Вчерашнее признание бывшего советского чекиста Евгения Савостьянова* иноагентом — публичный феномен в моей системе координат. Потому что наше знакомство состоялось более 30 лет назад в вельможном кабинете… на Лубянке. Евгений Вадимович с 6 сентября 1991 года возглавлял столичное управление КГБ СССР. Позднее — начальник управления АФБ РСФСР (МБ РФ, ФСК РФ) по городу Москве. Аббревиатура ФСБ появилась на следующий год после его «ухода из органов в политику». И мы во время одной из наших встреч как раз и беседовали с ним о его политперспективах.
Но давайте по порядку. Почему я тогда пожелал познакомиться с главой столичной спецслужбы? Не интервью ради, хотя оно и было записано. Я издавал еженедельную газету «Новый взгляд», и первое в постсоветской России уголовное дело против журналиста было возбуждено в 1993 году Пресненской прокуратурой в отношении моего издания и автора, Ярослава Могутина, с которым меня познакомил наш колумнист Эдуард Лимонов.
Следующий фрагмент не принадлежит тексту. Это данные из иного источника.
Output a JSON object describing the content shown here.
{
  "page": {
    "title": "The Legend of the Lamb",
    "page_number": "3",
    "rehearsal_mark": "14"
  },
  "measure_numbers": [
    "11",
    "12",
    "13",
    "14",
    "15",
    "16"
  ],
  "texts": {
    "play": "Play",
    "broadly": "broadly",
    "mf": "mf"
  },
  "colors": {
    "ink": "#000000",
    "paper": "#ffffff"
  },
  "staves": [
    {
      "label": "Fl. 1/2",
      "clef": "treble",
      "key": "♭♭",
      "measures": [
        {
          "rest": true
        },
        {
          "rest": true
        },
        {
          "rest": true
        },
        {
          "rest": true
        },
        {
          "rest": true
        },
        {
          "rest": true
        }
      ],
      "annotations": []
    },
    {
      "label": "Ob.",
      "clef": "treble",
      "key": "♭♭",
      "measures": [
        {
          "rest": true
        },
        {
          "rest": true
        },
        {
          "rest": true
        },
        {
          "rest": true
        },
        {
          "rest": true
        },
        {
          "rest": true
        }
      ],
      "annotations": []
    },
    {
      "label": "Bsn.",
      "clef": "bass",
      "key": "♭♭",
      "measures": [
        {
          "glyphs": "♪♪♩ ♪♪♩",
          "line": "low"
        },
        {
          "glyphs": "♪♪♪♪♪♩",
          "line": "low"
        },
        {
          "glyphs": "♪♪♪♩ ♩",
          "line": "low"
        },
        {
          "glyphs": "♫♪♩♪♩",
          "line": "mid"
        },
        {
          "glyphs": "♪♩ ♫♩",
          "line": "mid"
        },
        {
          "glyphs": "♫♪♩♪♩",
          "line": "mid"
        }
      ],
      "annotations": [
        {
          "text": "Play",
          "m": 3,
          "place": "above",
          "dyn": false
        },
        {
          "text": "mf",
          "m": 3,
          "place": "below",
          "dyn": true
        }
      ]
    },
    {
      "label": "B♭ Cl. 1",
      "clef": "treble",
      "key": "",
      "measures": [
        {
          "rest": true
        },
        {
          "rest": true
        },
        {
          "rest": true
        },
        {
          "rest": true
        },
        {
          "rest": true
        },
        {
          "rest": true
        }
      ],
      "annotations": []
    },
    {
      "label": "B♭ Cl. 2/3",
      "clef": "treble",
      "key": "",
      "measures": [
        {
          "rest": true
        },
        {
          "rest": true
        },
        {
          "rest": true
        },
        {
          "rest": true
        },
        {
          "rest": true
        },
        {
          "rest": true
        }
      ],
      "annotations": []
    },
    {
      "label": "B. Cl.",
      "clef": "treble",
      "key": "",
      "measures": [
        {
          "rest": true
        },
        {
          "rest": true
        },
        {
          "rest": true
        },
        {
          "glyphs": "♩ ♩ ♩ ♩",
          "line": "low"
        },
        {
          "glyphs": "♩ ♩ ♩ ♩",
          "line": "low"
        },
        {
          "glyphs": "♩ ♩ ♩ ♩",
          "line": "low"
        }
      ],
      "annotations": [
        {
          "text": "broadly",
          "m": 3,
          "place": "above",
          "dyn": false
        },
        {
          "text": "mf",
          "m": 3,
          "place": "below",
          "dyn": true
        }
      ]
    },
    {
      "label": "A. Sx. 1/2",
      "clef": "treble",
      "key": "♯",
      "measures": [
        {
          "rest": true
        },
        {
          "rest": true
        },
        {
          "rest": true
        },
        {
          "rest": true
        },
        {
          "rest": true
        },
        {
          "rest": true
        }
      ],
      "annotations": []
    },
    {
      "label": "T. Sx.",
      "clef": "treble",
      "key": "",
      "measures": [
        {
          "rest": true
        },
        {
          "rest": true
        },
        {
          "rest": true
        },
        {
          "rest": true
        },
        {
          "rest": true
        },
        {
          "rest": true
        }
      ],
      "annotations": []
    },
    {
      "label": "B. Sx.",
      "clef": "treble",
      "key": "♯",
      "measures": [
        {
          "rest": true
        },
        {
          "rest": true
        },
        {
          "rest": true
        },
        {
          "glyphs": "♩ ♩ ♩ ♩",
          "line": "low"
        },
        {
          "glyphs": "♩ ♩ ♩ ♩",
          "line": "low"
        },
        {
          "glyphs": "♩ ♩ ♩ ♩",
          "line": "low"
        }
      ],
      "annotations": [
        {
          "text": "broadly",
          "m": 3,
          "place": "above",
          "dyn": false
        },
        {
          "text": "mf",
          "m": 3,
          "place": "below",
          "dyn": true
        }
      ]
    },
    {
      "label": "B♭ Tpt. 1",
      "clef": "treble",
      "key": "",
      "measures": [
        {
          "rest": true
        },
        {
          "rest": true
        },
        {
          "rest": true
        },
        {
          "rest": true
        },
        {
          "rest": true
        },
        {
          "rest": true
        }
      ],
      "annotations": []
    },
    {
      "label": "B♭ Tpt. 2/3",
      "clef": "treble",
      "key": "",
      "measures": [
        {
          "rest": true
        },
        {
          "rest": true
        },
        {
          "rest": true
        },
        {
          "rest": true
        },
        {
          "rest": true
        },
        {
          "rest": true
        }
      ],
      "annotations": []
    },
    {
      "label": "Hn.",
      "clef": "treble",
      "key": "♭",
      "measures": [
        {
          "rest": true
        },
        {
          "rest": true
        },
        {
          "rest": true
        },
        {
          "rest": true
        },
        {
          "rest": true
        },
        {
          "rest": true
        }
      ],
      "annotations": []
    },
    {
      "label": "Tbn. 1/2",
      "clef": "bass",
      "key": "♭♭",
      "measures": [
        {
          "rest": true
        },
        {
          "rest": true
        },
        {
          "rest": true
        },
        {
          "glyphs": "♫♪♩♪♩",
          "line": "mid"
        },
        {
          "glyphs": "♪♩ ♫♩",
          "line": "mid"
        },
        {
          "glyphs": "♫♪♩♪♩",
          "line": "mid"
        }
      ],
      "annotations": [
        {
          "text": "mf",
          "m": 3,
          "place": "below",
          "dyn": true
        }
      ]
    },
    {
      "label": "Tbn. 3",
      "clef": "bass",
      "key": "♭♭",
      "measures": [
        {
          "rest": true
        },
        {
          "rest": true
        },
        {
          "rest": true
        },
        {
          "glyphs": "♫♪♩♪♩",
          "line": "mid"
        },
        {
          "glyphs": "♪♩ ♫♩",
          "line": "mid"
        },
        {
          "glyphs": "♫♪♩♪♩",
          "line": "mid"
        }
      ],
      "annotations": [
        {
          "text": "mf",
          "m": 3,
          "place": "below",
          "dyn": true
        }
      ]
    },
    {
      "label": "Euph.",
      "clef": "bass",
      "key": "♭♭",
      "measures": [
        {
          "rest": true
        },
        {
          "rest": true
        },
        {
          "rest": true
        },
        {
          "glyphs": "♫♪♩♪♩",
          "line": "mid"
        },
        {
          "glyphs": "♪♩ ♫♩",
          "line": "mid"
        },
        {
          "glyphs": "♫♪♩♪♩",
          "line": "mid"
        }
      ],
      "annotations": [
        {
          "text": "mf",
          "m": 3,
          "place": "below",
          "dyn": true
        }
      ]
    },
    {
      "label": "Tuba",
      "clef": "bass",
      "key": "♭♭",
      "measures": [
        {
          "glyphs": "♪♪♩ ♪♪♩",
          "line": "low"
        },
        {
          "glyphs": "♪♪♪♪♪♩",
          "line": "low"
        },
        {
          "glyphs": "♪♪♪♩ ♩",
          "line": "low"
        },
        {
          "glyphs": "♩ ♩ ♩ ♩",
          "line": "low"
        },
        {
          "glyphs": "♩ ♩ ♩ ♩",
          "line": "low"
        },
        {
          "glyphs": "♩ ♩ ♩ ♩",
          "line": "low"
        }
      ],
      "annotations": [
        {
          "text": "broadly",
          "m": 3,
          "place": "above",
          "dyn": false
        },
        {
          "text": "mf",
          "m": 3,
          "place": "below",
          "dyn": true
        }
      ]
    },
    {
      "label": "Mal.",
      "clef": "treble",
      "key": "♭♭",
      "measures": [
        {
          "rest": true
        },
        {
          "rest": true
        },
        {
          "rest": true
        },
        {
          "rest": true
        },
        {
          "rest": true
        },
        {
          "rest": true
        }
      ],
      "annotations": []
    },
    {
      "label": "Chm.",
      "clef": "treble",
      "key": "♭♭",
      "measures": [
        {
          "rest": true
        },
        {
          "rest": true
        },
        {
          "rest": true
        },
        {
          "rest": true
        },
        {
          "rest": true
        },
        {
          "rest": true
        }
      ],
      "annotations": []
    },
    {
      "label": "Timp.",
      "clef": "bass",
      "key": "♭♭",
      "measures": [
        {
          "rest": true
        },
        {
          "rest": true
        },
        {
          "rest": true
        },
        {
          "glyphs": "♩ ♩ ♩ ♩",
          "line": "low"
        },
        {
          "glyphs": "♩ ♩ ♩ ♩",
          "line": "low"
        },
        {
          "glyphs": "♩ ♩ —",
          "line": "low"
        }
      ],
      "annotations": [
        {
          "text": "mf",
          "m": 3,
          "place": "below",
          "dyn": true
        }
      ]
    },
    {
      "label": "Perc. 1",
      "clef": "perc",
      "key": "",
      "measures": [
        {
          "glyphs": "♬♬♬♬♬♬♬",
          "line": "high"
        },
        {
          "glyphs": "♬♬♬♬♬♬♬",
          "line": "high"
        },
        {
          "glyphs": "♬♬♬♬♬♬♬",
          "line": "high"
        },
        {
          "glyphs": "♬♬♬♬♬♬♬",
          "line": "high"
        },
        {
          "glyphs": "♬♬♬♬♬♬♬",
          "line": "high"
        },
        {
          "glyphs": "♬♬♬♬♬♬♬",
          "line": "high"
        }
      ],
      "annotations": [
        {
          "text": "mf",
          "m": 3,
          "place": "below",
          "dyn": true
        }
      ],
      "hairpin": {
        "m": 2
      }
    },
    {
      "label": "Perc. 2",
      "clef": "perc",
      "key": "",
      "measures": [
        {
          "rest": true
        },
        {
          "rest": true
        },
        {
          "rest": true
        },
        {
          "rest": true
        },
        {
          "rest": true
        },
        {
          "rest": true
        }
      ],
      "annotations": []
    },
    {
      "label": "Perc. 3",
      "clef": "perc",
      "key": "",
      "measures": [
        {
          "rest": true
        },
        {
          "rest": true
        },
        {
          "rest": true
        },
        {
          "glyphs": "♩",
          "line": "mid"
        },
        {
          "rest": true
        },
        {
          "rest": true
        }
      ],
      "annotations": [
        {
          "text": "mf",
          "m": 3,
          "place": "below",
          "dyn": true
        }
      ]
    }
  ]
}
К слову, из его колонок-лимонок выросло, как из гоголевской «Шинели», издание нацболов «Лимонка».
Впрочем, «песня совсем не о том».
Нам светило по ст. 71 и 74 УК РСФСР («Пропаганда гражданской войны» и «Разжигание межнациональной розни»), и «прокурорские» дали понять, что «ветер дует с Лубянки».
Не мудрствуя лукаво, я решил разрубить сей гордиев узел до того, как он затянется на моей шее, и отправился к главе столичных чекистов.
Мы быстро нашли общий язык: мой тёзка, с одной стороны, оказался фанатом ТВ-проекта «Взгляд», к коему я имел некоторое отношение, с другой — фанатом Виктора Цоя, с которым мне доводилось встречаться.
Короче, наш визави (я ходил туда на пару с медиаидеологом нашего издания Мариной Леско) после нескольких доз лубянского чая дал понять, что ближайшее окружение Борис-Николаича запредельно раздражено тем, что я без всякого намёка на цензуру печатаю тексты Лимонова и Жириновского, но, чтобы «уши не торчали», юристы формально прикопались к русофобским текстам безумной Бабы Леры (aka Новодворская).
Что я запомнил. Собеседник сетовал, что ветераны Лубянки ему не доверяют.
Что меня, собственно, не удивило. Фамилия Савостьянов — по матери, по отцу он был Мочалов. Рассказывал: «Отец работал в аэрокосмическом комплексе. Поэтому когда за дружеским столом собирались коллеги, то часто мелькали фамилии, которые позже стали известны всей стране». Так вот, в органах Савостьянов был чужаком — из координационного совета движения «Демократическая Россия» — и слыл, как некоторым казалось, де-факто смотрящим от Семьи.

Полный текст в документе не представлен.